• This Ugly Yet Beautiful World

    2004

    published in Empire No.66, Sydney
    Volume 1

    2007

    Anime can sometimes border on the unclassifiable. Not because it's weird or freaky, but simply because the way it has been composed and arranged defies expected logic. This Ugly Yet Beautiful World will provide scant rational access to story structures typical of western cinema. Yet this dreamlike teen comedy-drama will appeal to those interested in exploring ways in which reality can dissolve into fantasy.

    On the surface, the story appears familiar. School friends Takeru and Ryou lead a moderately dull life in rural Japan until a blinding beam of light blasts into their local forest. The beam carries two life forces who take the shape of cute human girls - Hikari and Akari. Each girl ends up staying at each of the boys' houses, therein precipitating a range of pubescent comedic moments. All standard fare, but even in this first chapter of the series, This Ugly Yet Beautiful World subtly rings with s strange otherness. Maybe these cute aliens are not what they seem, plus the unclear situations that have left both Takeru and Ryou without parents posit them as haunted waifs displaced from the normality of everyday life.

    The series title obliquely refers to the traditional concept of wabi sabi in Japanese culture: the notion that beauty can only be truly defined in relation to imperfection. This Ugly Yet Beautiful World almost pretends to be a perfect teen comedy (and it abounds with many hilarious moments full of fast-flying otaku in-jokes), but it also seems intent on revealing the cracks in the otaku universe. The series radically shifts gears, moving from lingering sombre poetry to amazingly animated action sequences, particularly when Takeru transforms into a genetic hybrid monster-killer of sorts. This is a series that will only become more complex as the story unfolds, and will be well worth one's persistence in viewing.

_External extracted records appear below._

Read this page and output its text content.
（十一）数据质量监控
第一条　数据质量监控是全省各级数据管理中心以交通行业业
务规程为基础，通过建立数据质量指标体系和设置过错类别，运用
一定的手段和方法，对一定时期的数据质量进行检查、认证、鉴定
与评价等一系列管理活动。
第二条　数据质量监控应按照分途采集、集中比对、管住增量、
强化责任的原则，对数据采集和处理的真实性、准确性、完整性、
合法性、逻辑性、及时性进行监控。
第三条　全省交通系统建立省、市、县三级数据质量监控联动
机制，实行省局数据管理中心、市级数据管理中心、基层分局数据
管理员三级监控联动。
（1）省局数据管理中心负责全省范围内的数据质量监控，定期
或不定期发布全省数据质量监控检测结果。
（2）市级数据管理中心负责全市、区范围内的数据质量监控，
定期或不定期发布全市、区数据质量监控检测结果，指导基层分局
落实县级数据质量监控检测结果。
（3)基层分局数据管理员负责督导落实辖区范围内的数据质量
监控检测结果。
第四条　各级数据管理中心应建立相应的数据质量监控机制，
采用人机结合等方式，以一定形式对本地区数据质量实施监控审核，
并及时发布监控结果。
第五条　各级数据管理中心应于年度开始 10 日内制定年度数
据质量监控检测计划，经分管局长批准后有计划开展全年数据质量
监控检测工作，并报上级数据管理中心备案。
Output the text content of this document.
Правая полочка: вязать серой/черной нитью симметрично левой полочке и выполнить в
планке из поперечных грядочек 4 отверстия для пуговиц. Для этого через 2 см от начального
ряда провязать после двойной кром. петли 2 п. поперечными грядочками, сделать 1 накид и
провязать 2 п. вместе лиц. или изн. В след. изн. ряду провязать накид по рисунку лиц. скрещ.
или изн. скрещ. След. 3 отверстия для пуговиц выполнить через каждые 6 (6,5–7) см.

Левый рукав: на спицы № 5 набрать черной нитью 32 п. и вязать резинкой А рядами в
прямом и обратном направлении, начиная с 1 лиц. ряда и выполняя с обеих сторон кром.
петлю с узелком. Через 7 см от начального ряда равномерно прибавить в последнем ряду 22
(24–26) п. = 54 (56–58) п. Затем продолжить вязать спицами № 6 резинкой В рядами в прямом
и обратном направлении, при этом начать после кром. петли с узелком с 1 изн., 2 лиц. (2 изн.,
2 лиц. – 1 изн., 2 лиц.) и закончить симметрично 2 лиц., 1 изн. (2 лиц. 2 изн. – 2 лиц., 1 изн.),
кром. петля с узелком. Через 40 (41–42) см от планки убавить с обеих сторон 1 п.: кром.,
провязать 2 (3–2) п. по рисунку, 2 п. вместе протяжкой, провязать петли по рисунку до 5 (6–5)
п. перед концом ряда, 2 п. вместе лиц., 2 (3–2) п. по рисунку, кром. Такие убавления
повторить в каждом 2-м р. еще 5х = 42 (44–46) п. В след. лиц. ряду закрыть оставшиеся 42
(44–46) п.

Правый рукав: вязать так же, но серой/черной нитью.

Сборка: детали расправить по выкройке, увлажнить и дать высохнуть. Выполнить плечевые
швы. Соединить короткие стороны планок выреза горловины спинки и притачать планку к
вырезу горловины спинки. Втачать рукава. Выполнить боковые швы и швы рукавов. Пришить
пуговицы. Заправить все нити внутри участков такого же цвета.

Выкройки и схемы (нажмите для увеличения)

    This Ugly Yet Beautiful World

    2004

    published in Empire No.78, Sydney
    Complete Collection

    2008

    Its initial volume reviewed here one year ago, the final release of the This Ugly But Beautiful World box set calls for a prompt to viewers to consider this distinctive series in its entirety. Everything suggested by the first volume plays out with consistency and cascading ingenuity throughout the full 12 episodes. Takeru and Ryou develop further their fated connections with Hikari and Akari – the strange light beings who have mysteriously become earthbound and now take female pubescent human form. Set in a rural prefecture and centred around the high school and the dorm-like environment shared by the key character gang, the series is a delicate investigation of teen life in Japan.

    Maybe not the mega-hit all-round universal entertainment that translated anime hypes these days, This Ugly But Beautiful World is a polyrhythmic multi-toned study of the teen temperament and the ways in which one (as a teenager) recognises his and her entrapment within its permeable walls. Lots of lessons are learnt – with Takeru especially grappling with primal urges, emotional waves and inflicted responsibilities – but the series avoids preachy voicing and pap homilies. Bit by bit, Takeru and Hikari are interchangeable as they each experience something fundamentally common to both humans and aliens: life.